L’oncologie médicale et chirurgicale a bien sûr connu des avancées, mais cela s’explique surtout par le fait que les prises en charge sont le plus souvent combinées et spécialisées, entre radiothérapie, chimiothérapie, immunothérapie et bien sûr la chirurgie. On opère aujourd’hui de manière plus personnalisée, parvenant bien mieux à enlever les tissus malades tout en préservant les tissus sains et les fonctions du corps. D’autre part, l’approche est aujourd’hui globale. Outre le ou la chirurgien·ne, la prise en charge réunit souvent un·e physiothérapeute, un·e nutrionniste et si nécessaire un·e travailleur·se social. Pour ma part, j’aime voir les chirurgien·ne·s comme des chef·fe·s d’orchestre, qui ne sont rien sans leurs musicien·ne·s.
Quelle évolution a connu la chirurgie colorectale ces 15 dernières années?
Depuis le début du 21e siècle, nous sommes passés d’une chirurgie abdominale qui laissait de grandes balafres à une approche qui ménage les fonctions en préférant de petites incisions. Cette chirurgie laparoscopique ou robotique a, lorsque combinée avec une mobilisation et une alimentation précoces, l’avantage de permettre un prompt rétablissement et donc un retour des patient·e·s plus rapide à la maison, et dans une meilleure forme. En moyenne, on compte quatre jours d’hospitalisation pour une intervention au côlon, et six jours pour le rectum. L’évolution technologique nous aide, mais elle ne fait pas tout.
Comment cela?
Le passage à la chirurgie minimalement invasive a permis le ménagement des corps, une meilleure vision et un geste opératoire plus précis. Mais au-delà des aspects techniques, l’approche globale a énormément évolué avec une prise en charge personnalisée, où nous prenons en compte les aspects humains et le chemin de vie des malades. Sur ce point également, le ou la praticien·ne est un élément majeur du succès d’une opération. Des études le montrent sans ambiguïté: le facteur humain est essentiel. Et justement, durant notre congrès, des présentations aborderont ce thème, tout comme celui de la résilience du ou de la chirurgien·ne.

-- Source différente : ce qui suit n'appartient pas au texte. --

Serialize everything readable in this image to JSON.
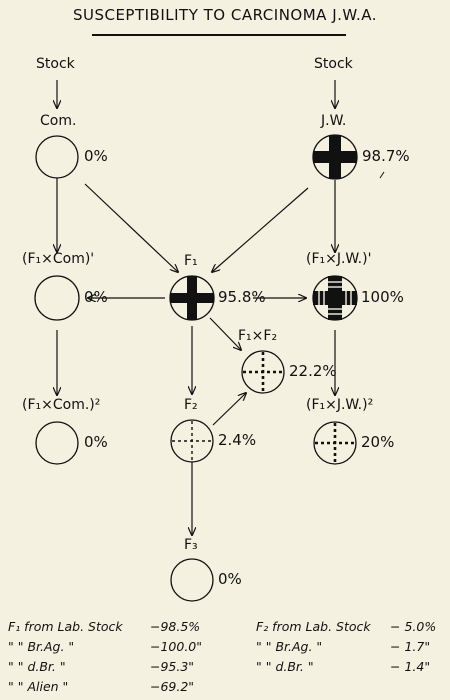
{
  "title": "SUSCEPTIBILITY TO CARCINOMA J.W.A.",
  "nodes": {
    "stock_left": {
      "label": "Stock"
    },
    "stock_right": {
      "label": "Stock"
    },
    "com": {
      "label": "Com.",
      "value": "0%"
    },
    "jw": {
      "label": "J.W.",
      "value": "98.7%"
    },
    "f1xcom": {
      "label": "(F₁×Com)'",
      "value": "0%"
    },
    "f1": {
      "label": "F₁",
      "value": "95.8%"
    },
    "f1xjw": {
      "label": "(F₁×J.W.)'",
      "value": "100%"
    },
    "f1xf2": {
      "label": "F₁×F₂",
      "value": "22.2%"
    },
    "f1xcom2": {
      "label": "(F₁×Com.)²",
      "value": "0%"
    },
    "f2": {
      "label": "F₂",
      "value": "2.4%"
    },
    "f1xjw2": {
      "label": "(F₁×J.W.)²",
      "value": "20%"
    },
    "f3": {
      "label": "F₃",
      "value": "0%"
    }
  },
  "footnotes": {
    "left": [
      {
        "label": "F₁ from Lab. Stock",
        "value": "−98.5%"
      },
      {
        "label": "\"   \"   Br.Ag.   \"",
        "value": "−100.0\""
      },
      {
        "label": "\"   \"   d.Br.    \"",
        "value": "−95.3\""
      },
      {
        "label": "\"   \"   Alien    \"",
        "value": "−69.2\""
      }
    ],
    "right": [
      {
        "label": "F₂ from Lab. Stock",
        "value": "− 5.0%"
      },
      {
        "label": "\"   \"   Br.Ag.   \"",
        "value": "− 1.7\""
      },
      {
        "label": "\"   \"   d.Br.   \"",
        "value": "− 1.4\""
      }
    ]
  }
}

Comment gère-t-on une telle pression au quotidien?
C’est une hygiène personnelle que chacun·e doit cultiver, même s’il est vrai qu’une idée prédomine encore malheureusement trop souvent: celle d’un ou d’une chirurgien·ne qui n’a pas besoin de se reposer, de manger ni de boire. A titre personnel, je me souviens d’une collaboratrice de salle d’opération qui s’était dite surprise que je prenne des pauses toutes les 3 ou 4 heures d’opération pendant des interventions complexes.
Votre congrès peut-il faire bouger les lignes sur ces questions?
Je le crois! Entre les différents impératifs du quotidien, les contraintes et les destins auxquels nous sommes confrontés, il en résulte souvent de la solitude pour le ou la praticien·ne. Face à cela, je vois notre congrès comme un remède, car le simple fait de se réunir et d’échanger dans un cadre ouvert et bienveillant est bénéfique. Il ne faut pas oublier que derrière chaque chirurgien·ne, on trouve une personne. Je le vois aussi dans la formation de la relève, un domaine qui me tient à cœur. Aujourd’hui, il s’agit de plus en plus de nous adapter au rythme de l’apprenant·e. Une vitesse d’apprentissage plus lente au départ ne préfigure en rien d’un échec de carrière. J’en sais quelque chose, si je songe à mes mauvaises moyennes de maths durant ma scolarité en comparaison avec mes titres académiques, notamment en biostatistique, 15 ans plus tard.